Айрин (СИ) - О'. Страница 48

Вытащив из воздуха толстый фолиант, он полистал страницы.

— Гм… разрыв-трава? Была у меня вроде, всё хотел попробовать…

Колдун принялся рыться в ящичках покосившегося шкафа. Вынув из фарфоровой банки несколько бледно-серых высушенных былинок, торжествующие помахал ими перед ларцом. Увидев, что ничего не произошло, нахмурился, почёсывая пузо.

— Как же это работает?

Он снова заглянул в книгу.
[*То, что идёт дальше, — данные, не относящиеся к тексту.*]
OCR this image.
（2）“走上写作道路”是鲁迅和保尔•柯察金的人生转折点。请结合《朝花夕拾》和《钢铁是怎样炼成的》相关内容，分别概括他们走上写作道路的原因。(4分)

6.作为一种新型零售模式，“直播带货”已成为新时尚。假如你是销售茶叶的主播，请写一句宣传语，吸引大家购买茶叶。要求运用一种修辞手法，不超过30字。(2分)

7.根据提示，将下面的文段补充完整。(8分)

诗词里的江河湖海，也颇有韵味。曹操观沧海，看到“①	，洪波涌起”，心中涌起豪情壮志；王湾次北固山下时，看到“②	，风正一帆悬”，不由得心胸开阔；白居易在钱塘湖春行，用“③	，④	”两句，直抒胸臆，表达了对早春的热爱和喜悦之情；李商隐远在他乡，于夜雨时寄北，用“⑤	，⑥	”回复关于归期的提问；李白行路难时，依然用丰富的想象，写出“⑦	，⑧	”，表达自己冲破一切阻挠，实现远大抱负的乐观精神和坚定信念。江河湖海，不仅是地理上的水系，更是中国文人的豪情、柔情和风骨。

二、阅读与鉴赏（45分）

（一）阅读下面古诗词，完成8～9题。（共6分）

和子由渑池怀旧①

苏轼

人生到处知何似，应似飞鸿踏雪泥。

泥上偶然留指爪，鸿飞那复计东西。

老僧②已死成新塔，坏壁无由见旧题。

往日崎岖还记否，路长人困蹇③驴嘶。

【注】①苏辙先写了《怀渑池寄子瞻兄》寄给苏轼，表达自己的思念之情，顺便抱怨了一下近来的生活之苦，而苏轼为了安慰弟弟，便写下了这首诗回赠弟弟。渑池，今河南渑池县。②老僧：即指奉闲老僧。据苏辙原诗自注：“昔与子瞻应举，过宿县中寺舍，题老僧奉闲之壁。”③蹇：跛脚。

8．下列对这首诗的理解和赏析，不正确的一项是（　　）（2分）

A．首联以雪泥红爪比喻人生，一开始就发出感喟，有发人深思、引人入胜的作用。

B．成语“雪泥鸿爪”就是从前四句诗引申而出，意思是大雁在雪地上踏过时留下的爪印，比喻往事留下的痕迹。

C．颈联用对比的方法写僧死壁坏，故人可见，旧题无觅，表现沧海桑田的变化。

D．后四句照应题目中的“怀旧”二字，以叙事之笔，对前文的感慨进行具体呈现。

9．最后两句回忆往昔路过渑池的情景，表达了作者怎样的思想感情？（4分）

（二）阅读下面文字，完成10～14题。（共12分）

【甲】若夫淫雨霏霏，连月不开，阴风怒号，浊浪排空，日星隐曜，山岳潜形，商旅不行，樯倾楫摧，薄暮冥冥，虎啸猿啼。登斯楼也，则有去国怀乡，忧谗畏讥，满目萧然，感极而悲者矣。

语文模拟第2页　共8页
Захлопнув, недовольно бросил в угол:

— Кто так пишет?!. «Поможет открыть любой запор…» Это недостаточная информация, бездарь! Необходимо рассказывать подробнее!

Колдун поглядел на ларец.

— Эм-м… может, нужно запихнуть разрыв-траву в замки?

Мирг вставил былинки в замочные скважины и, подперев щеку рукой, принялся ждать, покуда средство подействует. Когда терпение толстяка иссякло, он покрутил травинки, словно ключи, затем пошуровал ими в отверстиях, точно прочищая. Раздражённо ворча и причмокивая, полностью затолкал внутрь. Это тоже не помогло.

— Да гори ты!.. — колдун в сердцах щёлкнул пальцами, поджигая высушенное растение.

Раздался грохот, сверкнула белая вспышка. Перекорёженная крышка ларца подлетела к своду, Мирга отбросило от стола. Зажурчали жидкости, полившиеся из разбившихся алхимических сосудов.

Колдун, кряхтя, поднялся. Провёл рукой по измазанному сажей лицу. Ойкнул, попав по ожогу на скуле.

— Вот как оно работает, — пробормотал Мирг, разглядывая лежащую на боку нижнюю часть ларца и россыпь раскатившихся золотых и серебряных монет. — Как по мне, магия заклинаний более точна и предсказуема.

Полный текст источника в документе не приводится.